1. Lowest 25 percent of customers based on total revenue.
2. Middle 50 percent of customers based on total revenue.
3. Highest 25 percent of customers based on total revenue.

Each of the subgroups (i.e. a single subgroup or a category) is called a stratum, 
and two or more subgroups are called strata.
> [Note: ‘Stratum’ is singular and ‘strata’ is plural]

Customers grouped based on Revenue is Strata
and High Percntile Revenue Customers is a Stratum



We use the following symbols and notations:
- N : Population size
- k : Number of strata
- $ N_i $ : Number of sampling units in $ i^{th} $ strata
$$ N = \sum_{i=1}^{k} N_i $$

- $ n_i $ : Number of sampling units to be drawn from  $ i^{th} $ stratum
- n : Total sample size 
$$ n = \sum_{i=1}^{k} N_i $$


### Neyman Allocation
In Neyman allocation, the number of units in the sample from a stratum is made proportional to the product of the stratum size and the stratum standard deviation.

$ n_h = n  \dfrac{ N_h  \sigma_h } { \sum_{i=1}^{k}  N_i  \sigma_i  } $

where 
- $ n_h $ is the sample size for stratum h, 
- n is total sample size, 
- $ N_h $ is the population size for stratum h, 
- $ \sigma_h $ is the standard deviation of stratum h.

> It is proved that Neyman’s allocation is the best when a sample of specified size is to be allocated to the strata

###  Slovin’s formula

$  n_h =\dfrac{n}{1+ne^2} $

- error tolerance, e,
- $ n_h $ is the sample size for stratum h, 
- n is total sample size 

Slovin's formula is used when nothing about the behavior of a population is known at at all.

Note that this is the least accurate formula and, as such, the least ideal. You should only use this if circumstances prevent you from determining an appropriate standard of deviation and/or confidence level (thereby preventing you from determining your z-score, as well).

### Comments
To obtain the full benefits of the stratification technique, the relative sizes of strata must be known.

Each stratum should be internally homogeneous. If information about heterogeneity is not available then consider all strata equally variable. A short stratified pilot survey can sometimes provide useful information about internal dispersion within strata.

#### A small sized sample could be taken from a stratum if the variability among their units is small.

Compared with the simple random sample, stratification results almost always in a smaller sampling variance of the mean or total value estimators, when:

- The strata are heterogeneous among themselves
- The variance of each stratum is small.

#### A larger sample from a stratum should be taken if:

- The stratum is larger
- The stratum is more heterogeneous
- The cost of sampling the stratum is low.

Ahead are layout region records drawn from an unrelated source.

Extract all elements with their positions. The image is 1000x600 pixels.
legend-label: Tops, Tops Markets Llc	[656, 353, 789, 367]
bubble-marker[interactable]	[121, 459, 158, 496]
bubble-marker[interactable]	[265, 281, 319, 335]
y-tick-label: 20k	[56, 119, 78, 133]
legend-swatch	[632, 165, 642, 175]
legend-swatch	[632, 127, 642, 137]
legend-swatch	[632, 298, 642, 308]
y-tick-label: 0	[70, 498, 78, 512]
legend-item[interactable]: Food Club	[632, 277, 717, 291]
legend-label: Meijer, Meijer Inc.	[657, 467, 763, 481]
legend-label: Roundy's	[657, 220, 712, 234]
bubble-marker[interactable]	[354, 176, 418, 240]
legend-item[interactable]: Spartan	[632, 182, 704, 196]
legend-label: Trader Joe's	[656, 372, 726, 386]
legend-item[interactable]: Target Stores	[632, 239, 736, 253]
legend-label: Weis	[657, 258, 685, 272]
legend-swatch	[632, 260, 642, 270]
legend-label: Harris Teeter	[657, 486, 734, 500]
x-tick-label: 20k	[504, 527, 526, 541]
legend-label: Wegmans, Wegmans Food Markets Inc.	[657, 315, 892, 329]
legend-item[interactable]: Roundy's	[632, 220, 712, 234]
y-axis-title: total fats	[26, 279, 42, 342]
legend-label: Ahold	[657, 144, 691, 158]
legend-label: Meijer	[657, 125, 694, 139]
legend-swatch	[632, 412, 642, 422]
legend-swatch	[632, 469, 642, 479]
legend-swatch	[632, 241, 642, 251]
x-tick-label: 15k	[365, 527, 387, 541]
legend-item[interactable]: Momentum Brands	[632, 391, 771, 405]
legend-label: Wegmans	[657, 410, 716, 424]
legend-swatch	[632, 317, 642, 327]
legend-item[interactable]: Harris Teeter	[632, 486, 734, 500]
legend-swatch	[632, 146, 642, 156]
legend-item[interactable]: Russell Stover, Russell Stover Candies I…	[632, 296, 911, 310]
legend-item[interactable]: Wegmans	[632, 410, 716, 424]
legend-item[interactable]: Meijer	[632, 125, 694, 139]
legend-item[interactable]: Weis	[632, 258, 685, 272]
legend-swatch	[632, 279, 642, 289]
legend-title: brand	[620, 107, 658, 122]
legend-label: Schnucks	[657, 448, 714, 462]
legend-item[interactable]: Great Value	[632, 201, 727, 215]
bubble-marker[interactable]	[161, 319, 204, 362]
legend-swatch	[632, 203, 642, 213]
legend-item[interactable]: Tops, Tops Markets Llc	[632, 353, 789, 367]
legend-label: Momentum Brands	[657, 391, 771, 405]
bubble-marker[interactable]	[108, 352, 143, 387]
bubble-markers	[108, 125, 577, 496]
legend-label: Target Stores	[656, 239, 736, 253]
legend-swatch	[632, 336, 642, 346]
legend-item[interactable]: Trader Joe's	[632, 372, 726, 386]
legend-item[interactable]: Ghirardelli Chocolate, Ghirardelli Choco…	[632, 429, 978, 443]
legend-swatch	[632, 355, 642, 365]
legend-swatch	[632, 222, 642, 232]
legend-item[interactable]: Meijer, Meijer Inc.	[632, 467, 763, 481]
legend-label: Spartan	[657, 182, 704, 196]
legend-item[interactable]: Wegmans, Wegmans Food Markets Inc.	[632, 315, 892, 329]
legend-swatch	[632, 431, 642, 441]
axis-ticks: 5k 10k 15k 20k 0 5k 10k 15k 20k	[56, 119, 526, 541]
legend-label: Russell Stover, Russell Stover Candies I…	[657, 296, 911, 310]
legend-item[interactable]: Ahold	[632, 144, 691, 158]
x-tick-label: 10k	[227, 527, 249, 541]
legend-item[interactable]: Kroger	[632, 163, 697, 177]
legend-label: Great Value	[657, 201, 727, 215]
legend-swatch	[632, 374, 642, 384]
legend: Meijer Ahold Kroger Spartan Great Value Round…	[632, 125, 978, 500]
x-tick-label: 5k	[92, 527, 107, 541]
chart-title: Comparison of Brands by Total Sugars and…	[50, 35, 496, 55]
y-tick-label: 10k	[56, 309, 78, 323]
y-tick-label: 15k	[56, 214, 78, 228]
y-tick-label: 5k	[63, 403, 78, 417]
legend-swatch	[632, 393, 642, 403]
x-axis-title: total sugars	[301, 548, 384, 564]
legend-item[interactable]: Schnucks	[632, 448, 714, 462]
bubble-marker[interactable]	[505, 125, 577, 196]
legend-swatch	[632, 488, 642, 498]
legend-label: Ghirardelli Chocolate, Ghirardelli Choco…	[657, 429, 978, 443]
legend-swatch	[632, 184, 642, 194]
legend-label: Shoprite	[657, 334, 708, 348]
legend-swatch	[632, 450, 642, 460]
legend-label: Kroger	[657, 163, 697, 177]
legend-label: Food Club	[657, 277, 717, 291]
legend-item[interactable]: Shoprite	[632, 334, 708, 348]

### Proportionate Stratification
Proportionate stratification is a type of stratified sampling . With proportionate stratification, the sample size of each stratum is proportionate to the population size of the stratum. This means that each stratum has the same sampling fraction .

## Central Limit Theorem
The central limit theorem states that the sampling distribution of the mean of any independent, random variable will be normal or nearly normal, if the sample size is large enough. The sampling distribution will have mean μ and a standard deviation of $ \dfrac{σ}{√n} $


##### Mean

$ μ_x= μ $
 
##### Standard Deviation ("Standard Error")
$ SE(x\bar)= \dfrac{σ}{√n} $

The amazing and counter-intuitive thing about the central limit theorem is that no matter what the shape of the original distribution, the sampling distribution of the mean approaches a normal distribution.